I arrived in Washington D.C. in 1972 as a shiny new private E-2 newly minted from boot camp at Ft. Jackson, S.C. I had been caught in the last draft call in the Vietnam War and 50,000 of us were sent off to basic training around the country. While we were in double-timing out to the ranges every day, the Nixon Administration announced that an agreement had been reached on the Paris Peace Accords effectively ending the war.

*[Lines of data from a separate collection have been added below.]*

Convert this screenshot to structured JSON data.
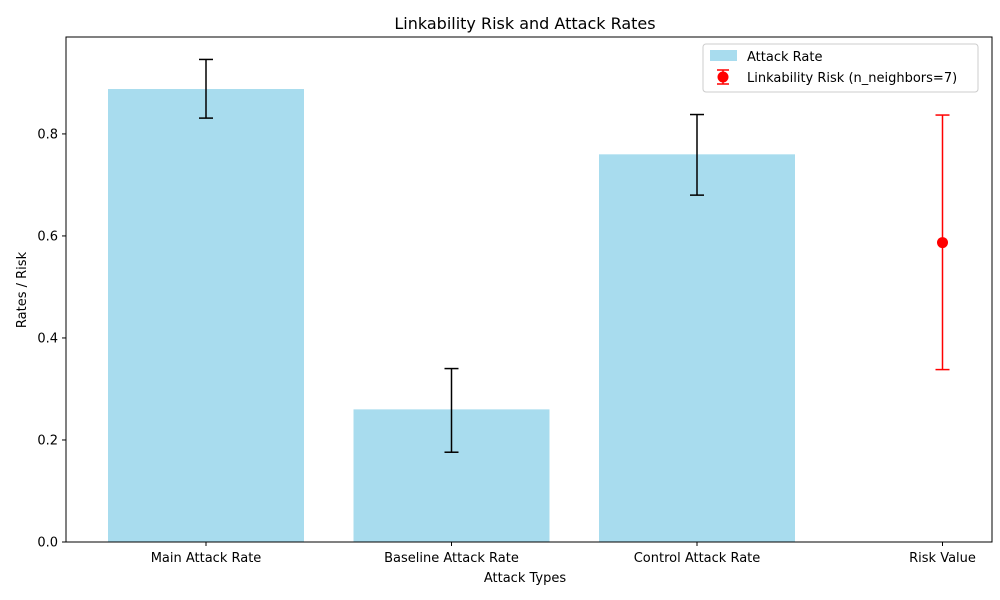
{
  "chart_data": {
    "type": "bar",
    "title": "Linkability Risk and Attack Rates",
    "xlabel": "Attack Types",
    "ylabel": "Rates / Risk",
    "categories": [
      "Main Attack Rate",
      "Baseline Attack Rate",
      "Control Attack Rate",
      "Risk Value"
    ],
    "ylim": [
      0,
      0.99
    ],
    "yticks": [
      "0.0",
      "0.2",
      "0.4",
      "0.6",
      "0.8"
    ],
    "series": [
      {
        "name": "Attack Rate",
        "type": "bar",
        "color": "#a8dcee",
        "values": [
          0.888,
          0.26,
          0.76,
          null
        ],
        "error_low": [
          0.831,
          0.176,
          0.68,
          null
        ],
        "error_high": [
          0.946,
          0.34,
          0.838,
          null
        ],
        "error_color": "#000000"
      },
      {
        "name": "Linkability Risk (n_neighbors=7)",
        "type": "point",
        "color": "#ff0000",
        "values": [
          null,
          null,
          null,
          0.587
        ],
        "error_low": [
          null,
          null,
          null,
          0.338
        ],
        "error_high": [
          null,
          null,
          null,
          0.837
        ]
      }
    ],
    "legend_position": "top-right",
    "grid": false
  }
}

So here were 50,000 newly trained draftees with no place to go (home was not an option). During the first week of training, all of us new guys were given skill proficiency tests. On the typing test, I scored 19 words per minute (I could do 45 but didn't want to blow the test). I would have qualified as a clerk typist at 12. At 19 wpm, I was a typing superstar and a couple drill sergeants glommed on to me to do their paperwork. So it was only logical that when I finished basic the Army would send me to it's world wide center for typists...D.C.
I was given temporary quarters at the in some World War II area barracks at South Post at Fort Myers, near the Pentagon and next to Arlington National Cemetery. (In fact, they tore down South Post and it's now part of the cemetery...very near where the Iraq and Afghanistan casualties are buried.) I was eventually assigned to the Military Awards Branch in The Adjutant General's Office in a sprawling complex of glass and steel at L'Enfant Plaza. In the meantime, I ran errands for NCOs, which often meant trips to the Pentagon.
On one such trip, I was sent to deliver some papers to an office in the Pentagon basement.
At the time, my brother was career Army, an SFC stationed at Ft. Leonard Wood, Mo. He had been due to transfer to Germany but he had been waiting for his orders for more than 90 days. He asked if I could help. I told him that I was just an E-2 and what could I do?
But on that last trip to the Pentagon, I saw a brown Army issue desk with a sign hanging from the ceiling that said "Enlisted Personnel Transfers." Behind the desk, was a very pleasant, middle-aged woman (civilian). I asked her if this is where the orders are cut for overseas transfers. Lo and behold, it was. I gave her my brother's name. She rifled through a pile of brown folders a about 18 inches tall. Near the bottom was my brother's folder. She pulled it out and put it on top. He had his orders a week later.
That was then, this is now.
We are rolling up on 90 days on Mark's GI Bill benefits. I suspect his name is at the bottom of some computer queue in D.C. Our task now is finding that person at the VA who could wander over to some clerk's desk and move Mark's name to the top of the list. Regrettably, it will probably take a call from my Congressional representative to do that.
Some things don't change much. Even in 30 years.